Here are some stay-warm tips:

General advice:

  1. 12233109_10206975404757675_1002070547_n.jpg
    Find that your down jacket isn’t enough? Try investing in some down pants too.

    Keep moving. Do sets of pushups, squats, jumping jacks, and tree-limb pull-ups.

  2. Do core…obsessively. Find a flat section of ground and do planks, pushups, Russian twists or throw down a jacket or crash pad to do crunches (to keep your back from losing heat to the ground).
  3. If you’re just sitting around, lean back to engage your core. This is a great low-profile warmth technique; you can pretend you’re just leaning back to get a better view of other climbers when really you’re warming up (and getting a mini-core workout in).
  4. Bring a thermos with hot water, tea, chocolate, or soup. This will keep you hydrated, warm, and give you energy (through calories) to continue climbing.
  5. Eat. Calories = warmth, especially healthy fats. Anything slathered in peanut butter (or my new go to: SunButter) is great.
  6. Hydrate. The water might be cold, but if you’re dehydrated you’ll be colder. (See number 3 for warm hydration options).
  7. Use the “outdoor facilities” when necessary. You don’t want to be keeping extra “water” warm.
  8. Wear a hat always and all your hoods between burns.
  9. Zip up all your pockets and zip all your jackets up to your neck. Wear a scarf or neck warmer for extra coziness.
  10. If you can fit them, wear socks in your climbing shoes. I always wear two layers of socks: a thin, synthetic wicking layer that I can fit in my climbing shoes with a thick pair of Smartwool socks over them for between burns.
  11. Bring a dog to cuddle with.
  12. When all else fails, go for a run, provided you’re not on a belay ledge.
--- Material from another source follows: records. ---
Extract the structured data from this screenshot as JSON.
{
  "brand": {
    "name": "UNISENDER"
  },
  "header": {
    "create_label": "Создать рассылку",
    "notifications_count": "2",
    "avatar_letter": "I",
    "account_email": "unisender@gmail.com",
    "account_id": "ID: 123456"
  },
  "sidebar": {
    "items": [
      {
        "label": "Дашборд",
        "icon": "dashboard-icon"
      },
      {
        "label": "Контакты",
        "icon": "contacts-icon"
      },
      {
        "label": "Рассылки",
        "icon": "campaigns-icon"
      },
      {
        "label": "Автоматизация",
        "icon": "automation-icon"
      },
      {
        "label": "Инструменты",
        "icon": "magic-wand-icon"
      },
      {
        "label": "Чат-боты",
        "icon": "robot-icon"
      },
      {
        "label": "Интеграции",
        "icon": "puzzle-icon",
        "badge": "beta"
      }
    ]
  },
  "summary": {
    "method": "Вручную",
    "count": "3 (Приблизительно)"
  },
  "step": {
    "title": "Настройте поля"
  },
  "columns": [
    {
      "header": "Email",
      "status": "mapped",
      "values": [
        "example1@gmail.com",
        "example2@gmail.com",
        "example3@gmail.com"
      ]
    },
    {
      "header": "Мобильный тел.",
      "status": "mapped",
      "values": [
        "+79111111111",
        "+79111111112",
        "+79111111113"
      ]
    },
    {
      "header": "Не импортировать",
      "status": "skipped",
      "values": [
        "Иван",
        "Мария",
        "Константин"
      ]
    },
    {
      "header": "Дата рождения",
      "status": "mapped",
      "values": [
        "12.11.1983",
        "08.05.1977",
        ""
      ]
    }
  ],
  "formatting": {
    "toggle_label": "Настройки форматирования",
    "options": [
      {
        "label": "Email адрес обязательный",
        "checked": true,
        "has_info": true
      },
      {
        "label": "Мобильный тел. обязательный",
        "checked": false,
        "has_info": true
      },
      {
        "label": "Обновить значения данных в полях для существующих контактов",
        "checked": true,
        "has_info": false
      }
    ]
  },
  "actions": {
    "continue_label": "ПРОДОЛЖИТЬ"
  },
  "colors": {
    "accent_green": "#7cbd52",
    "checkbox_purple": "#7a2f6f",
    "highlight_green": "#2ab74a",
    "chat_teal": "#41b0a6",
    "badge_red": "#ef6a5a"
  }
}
Special tips for warming up one’s hands:

  1. Wear belay gloves. Wear gloves on the approach. Wear gloves between burns. Still cold? Try mittens.
  2. Put hand warmers in your chalk bag.
  3. Put your hands on the back of your neck, in your armpits, on your stomach, or down your pants for insta-warmth.
  4. Swing your arms in large circles to force blood back into your hands. Try 20 full circle swings on each arm to start.
  5. Keep your core warm (see numbers 2 and 3 in the general advice above). It will help keep your extremities warmer.

If these tricks don’t help, then either you need to invest in a bigger puffy and a onesie snow suit or consider taking up ice climbing, alpinism, or hitting the gym for a few days when it’s below 0°F.